Wer die Gefahr von Corona leugnet, werde in der Gesellschaft als Gefahr für andere gebrandmarkt – diesen Eindruck scheint er zu haben. Er zeichnet Bilder, die die Kritiker der Corona-Maßnahmen mit Widerstandskämpfern gleichsetzt. Er schließt mit den Worten: „Angst war noch nie ein guter Ratgeber und schon immer ein Katalysator für die schlimmsten Geschehnisse in unserer Geschichte.“ Da ist er wieder: Der nicht offen ausgesprochene, aber klar beabsichtigte NS-Vergleich…
Ich habe keine Angst. Nicht davor, mich mit Covid-19 anzustecken. Nicht davor, an der Krankheit zu sterben. Aber vor allem nicht davor, dass Söder plötzlich zum Hitler der Neuzeit mutiert und aus den Maßnahmen zur Eindämmung des Virus von jetzt auf gleich Maßnahmen zur Unterdrückung eines unmündigen Volkes macht. Was ich aber befürchte: Dass die Gesellschaft verlernt zu diskutieren. Dass zu viele sich angegriffen und in ihrer freien Meinungsäußerung beschnitten fühlen, während sie gleichzeitig tiefgehende Vorwürfe an Politiker und Journalisten verbreiten.

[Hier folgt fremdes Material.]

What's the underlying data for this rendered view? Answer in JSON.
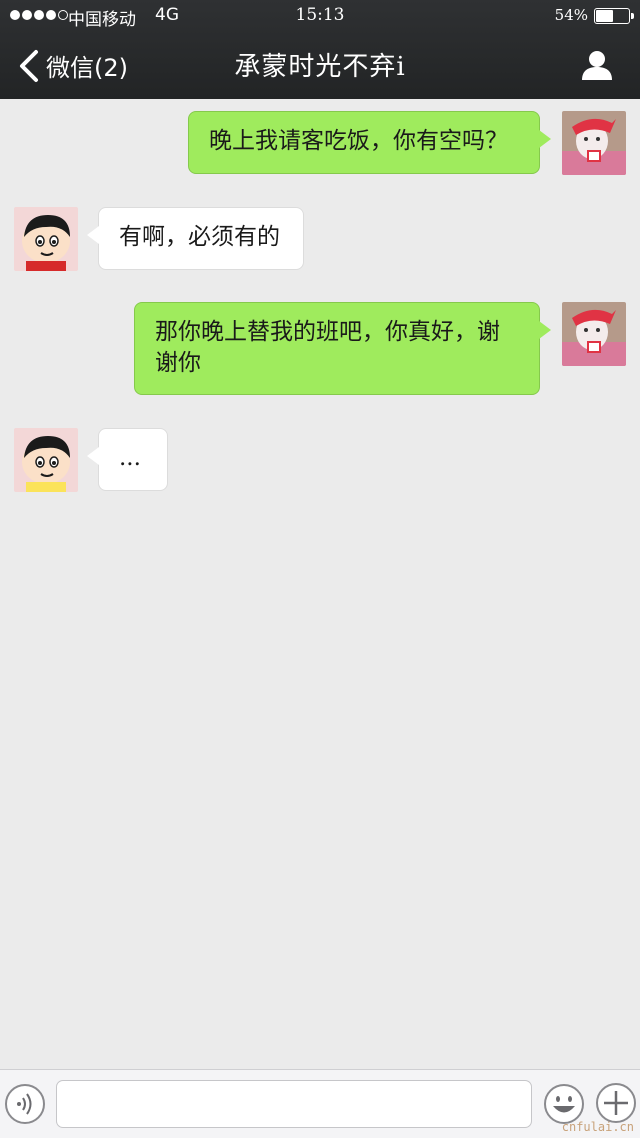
{
  "status_bar": {
    "carrier": "中国移动",
    "network": "4G",
    "time": "15:13",
    "battery_percent_text": "54%",
    "battery_level": 0.54
  },
  "nav": {
    "back_label": "微信(2)",
    "title": "承蒙时光不弃i"
  },
  "messages": [
    {
      "side": "out",
      "text": "晚上我请客吃饭，你有空吗？"
    },
    {
      "side": "in",
      "text": "有啊，必须有的"
    },
    {
      "side": "out",
      "text": "那你晚上替我的班吧，你真好，谢谢你"
    },
    {
      "side": "in",
      "text": "..."
    }
  ],
  "watermark": "cnfulai.cn",
  "colors": {
    "header": "#2a2c2e",
    "outgoing_bubble": "#9feb5d",
    "incoming_bubble": "#ffffff",
    "background": "#ebebeb"
  }
}
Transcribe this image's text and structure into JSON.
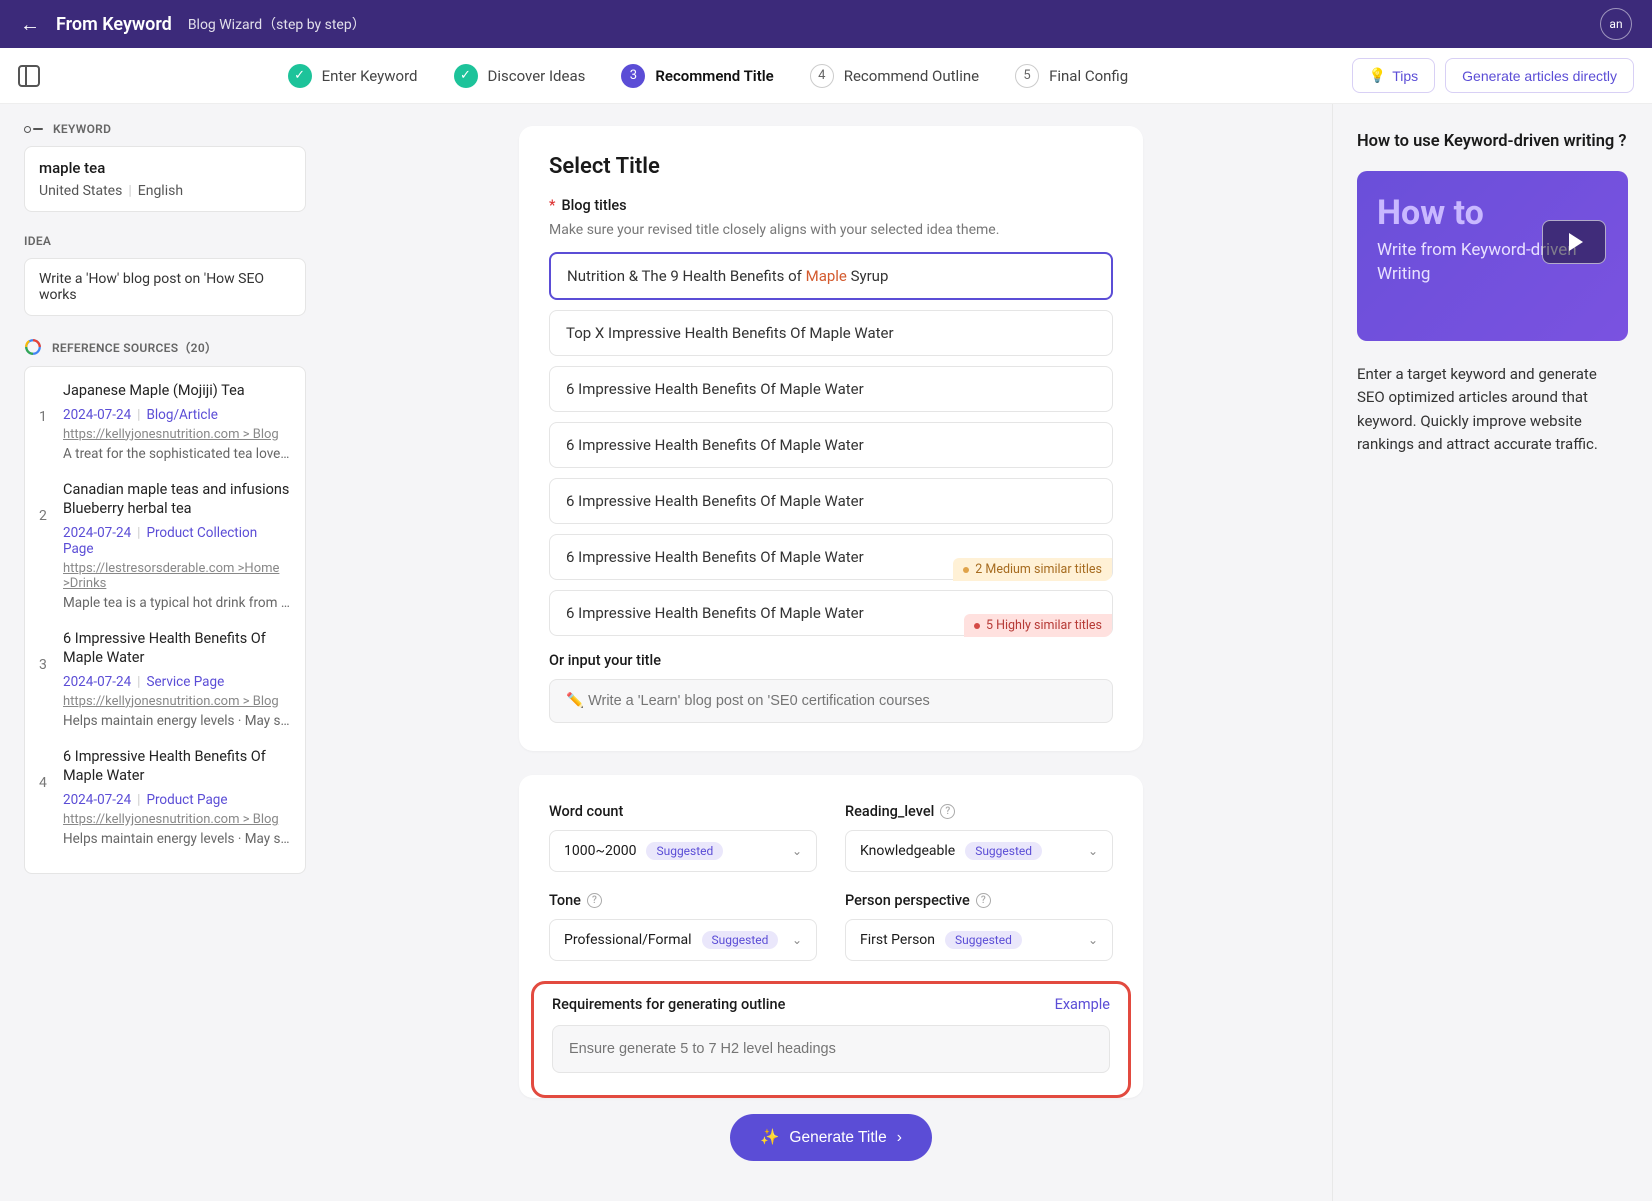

In der aktuellen Kommunikation – sei es beim Verfassen eines Artikels wie diesem oder bei jeder Äußerung auf Facebook – ist Feingefühl gefragt. Sich in andere hinein zu versetzen, versuchen zu verstehen, warum sie denken wie sie denken. Stellt andere nicht an den Pranger, unterstellt ihnen nicht immer das Schlechteste. Politiker denken nicht nur an Macht, Bill Gates nicht nur an Geld – und Journalisten verlautbaren nicht generell das, was Politiker hören wollen.